The de facto standard graphical user interface for Unix environments is the X Window System. X Windows is based on a client-server architecture where X applications communicate with a display server over a network protocol. The Mercator architecture captures information about application GUIs by utilizing hooks in the underlying libraries of the X Window System. These hooks, which were in part designed by the authors, send notifications of changes in the application interface such as when a window is created, when a button is highlighted or when a window is dismissed [4].

The information gathered with the hooks forms the basis for an off-screen model of the application interface. A set of translation rules then processes the off-screen model, identifying higher-level objects in the graphical interface and then specifying the presentation of the objects in the auditory interface. The hypothesis behind this scheme is that some portions of the graphical interface directly contribute to the user's mental model of the application interface while other portions of the interface are simply artifacts of the visual presentation. An implicit question in this transformation is how is space used as an organizing medium in the graphical presentation. For example, objects such as menus are likely to be critical to the mental model of the application interface, but the spatial presentation of a group of menu buttons may be irrelevant. Does a column or row-based organization convey any information to the user? The spatial arrangement within the grouping may be important though. For example, are the buttons evenly spaced, or are some segregated from the others using distance as the only visual cue.

Audio GUIs

The primary interface design question addressed in this work is, given a model for a graphical application interface, what corresponding auditory interface do we present. Mercator interfaces are made up of auditory interface components which are related to graphical interface components such as menus, buttons, dialog boxes and so on. In addition to synthesized speech, auditory icons [2] are used to identify the auditory interface components and auditory filters are used to convey attributes of those components. For example, a text-entry field is represented by the sound of an old-fashioned typewriter and a low pass (muffling) filter conveys that the field is unavailable, that is, grayed out in a graphical interface. The label for the field is also read by the speech synthesizer.

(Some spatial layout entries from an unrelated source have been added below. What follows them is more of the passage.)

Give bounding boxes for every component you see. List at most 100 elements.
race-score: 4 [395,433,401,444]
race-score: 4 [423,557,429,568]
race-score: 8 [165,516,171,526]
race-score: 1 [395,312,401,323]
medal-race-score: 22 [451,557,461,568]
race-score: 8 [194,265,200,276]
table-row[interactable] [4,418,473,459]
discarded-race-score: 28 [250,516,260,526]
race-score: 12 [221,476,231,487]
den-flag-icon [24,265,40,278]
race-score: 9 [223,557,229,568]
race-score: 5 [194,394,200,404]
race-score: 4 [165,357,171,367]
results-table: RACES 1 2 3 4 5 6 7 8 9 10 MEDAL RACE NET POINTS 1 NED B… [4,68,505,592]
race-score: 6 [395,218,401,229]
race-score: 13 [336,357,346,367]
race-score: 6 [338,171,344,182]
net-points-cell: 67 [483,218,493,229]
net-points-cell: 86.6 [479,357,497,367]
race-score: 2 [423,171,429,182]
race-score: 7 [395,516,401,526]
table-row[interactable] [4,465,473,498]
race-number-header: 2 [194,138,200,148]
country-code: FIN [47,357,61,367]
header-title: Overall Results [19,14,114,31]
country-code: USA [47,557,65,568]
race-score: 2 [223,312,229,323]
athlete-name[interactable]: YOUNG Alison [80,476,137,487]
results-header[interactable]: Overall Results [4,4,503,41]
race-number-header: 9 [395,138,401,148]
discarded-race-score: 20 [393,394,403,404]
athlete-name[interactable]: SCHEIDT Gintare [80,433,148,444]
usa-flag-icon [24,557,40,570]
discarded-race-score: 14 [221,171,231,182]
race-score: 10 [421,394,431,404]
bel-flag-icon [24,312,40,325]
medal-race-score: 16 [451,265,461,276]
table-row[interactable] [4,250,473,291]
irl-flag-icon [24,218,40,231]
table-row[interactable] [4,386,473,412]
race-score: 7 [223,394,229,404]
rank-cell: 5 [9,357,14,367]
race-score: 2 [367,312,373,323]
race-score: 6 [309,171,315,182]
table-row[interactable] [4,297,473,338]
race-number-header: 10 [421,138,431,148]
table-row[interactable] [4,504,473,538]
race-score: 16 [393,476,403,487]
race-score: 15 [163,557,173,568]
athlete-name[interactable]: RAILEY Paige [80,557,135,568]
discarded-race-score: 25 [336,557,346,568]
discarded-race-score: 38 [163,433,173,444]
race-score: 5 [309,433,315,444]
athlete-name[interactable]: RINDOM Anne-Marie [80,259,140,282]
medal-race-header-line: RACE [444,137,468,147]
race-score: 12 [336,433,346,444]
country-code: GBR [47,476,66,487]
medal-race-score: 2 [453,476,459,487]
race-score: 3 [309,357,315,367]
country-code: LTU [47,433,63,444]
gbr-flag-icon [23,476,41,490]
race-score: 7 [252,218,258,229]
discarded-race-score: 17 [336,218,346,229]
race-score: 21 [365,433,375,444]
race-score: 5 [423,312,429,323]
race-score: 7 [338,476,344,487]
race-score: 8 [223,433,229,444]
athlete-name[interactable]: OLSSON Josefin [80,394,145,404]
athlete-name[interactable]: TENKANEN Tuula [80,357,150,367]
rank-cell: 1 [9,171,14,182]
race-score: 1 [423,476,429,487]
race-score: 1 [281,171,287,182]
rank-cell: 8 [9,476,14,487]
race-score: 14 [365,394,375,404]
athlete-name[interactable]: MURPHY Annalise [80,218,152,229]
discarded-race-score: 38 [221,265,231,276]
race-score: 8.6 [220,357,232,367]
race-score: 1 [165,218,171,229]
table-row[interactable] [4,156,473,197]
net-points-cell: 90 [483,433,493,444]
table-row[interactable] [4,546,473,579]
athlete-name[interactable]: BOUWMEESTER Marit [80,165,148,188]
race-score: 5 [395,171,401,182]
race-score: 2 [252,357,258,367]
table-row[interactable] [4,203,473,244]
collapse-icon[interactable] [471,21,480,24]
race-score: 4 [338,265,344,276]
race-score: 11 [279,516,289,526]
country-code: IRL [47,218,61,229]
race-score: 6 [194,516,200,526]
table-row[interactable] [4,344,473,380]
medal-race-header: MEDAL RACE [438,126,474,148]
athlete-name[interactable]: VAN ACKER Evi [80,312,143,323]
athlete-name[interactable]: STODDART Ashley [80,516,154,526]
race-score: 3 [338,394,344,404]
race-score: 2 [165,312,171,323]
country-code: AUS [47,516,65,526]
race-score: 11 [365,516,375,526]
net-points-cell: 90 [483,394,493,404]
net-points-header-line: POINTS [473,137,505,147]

Mercator provides a separate navigation method based on the hierarchy of the interface to replace the visual, spatial-oriented mouse navigation used in GUIs. The relationships between objects in the interface are modeled as a tree structure. Users can simply navigate the user interface by walking through the tree structure [3].

Project Information

The Mercator project is a joint effort by the Georgia Tech Multimedia Computing Group (a part of the Graphics, Visualization, and Usability Center) and the Center for Rehabilitation Technology. This work has been sponsored by the NASA Marshall Space Flight Center (Research Grant NAG8-194) and Sun Microsystems Laboratories, Inc.

We are coordinating our current design efforts with the Disability Action Committee on X (DACX) which is directed by Trace Research and Development Center. This committee is made up of Unix workstation vendors (Sun, DEC, IBM), researchers, commercial access vendors, the X Consortium, and other interested parties. The goal of the committee is to design and implement standard access solutions to X Windows for people with various motor and sensory impairments.

References

1. Boyd, L.H., Boyd, W.L. and Vanderheiden, G.C. The graphical user interface: Crisis, danger and opportunity. Journal of Visual Impairment and Blindness, pages 496-502, December 1990. 2. Gaver, W.W. The sonicfinder: An interface that uses auditory icons. Human Computer Interaction, 4:67-94, 1989. 3. Mynatt, E.D. "Auditory Presentation of Graphical User Interfaces," in Kramer, G. (ed) Auditory Display: Sonification, Audification and Auditory Interfaces, Santa Fe. Addison- Wesley: Reading MA., 1994. 4. Edwards, W.K. and Mynatt, E. "An Architecture for Transforming Graphical Interfaces," in the Proceedings of Seventh Annual ACM Symposium on User Interface Software and Technology (UIST), 1994.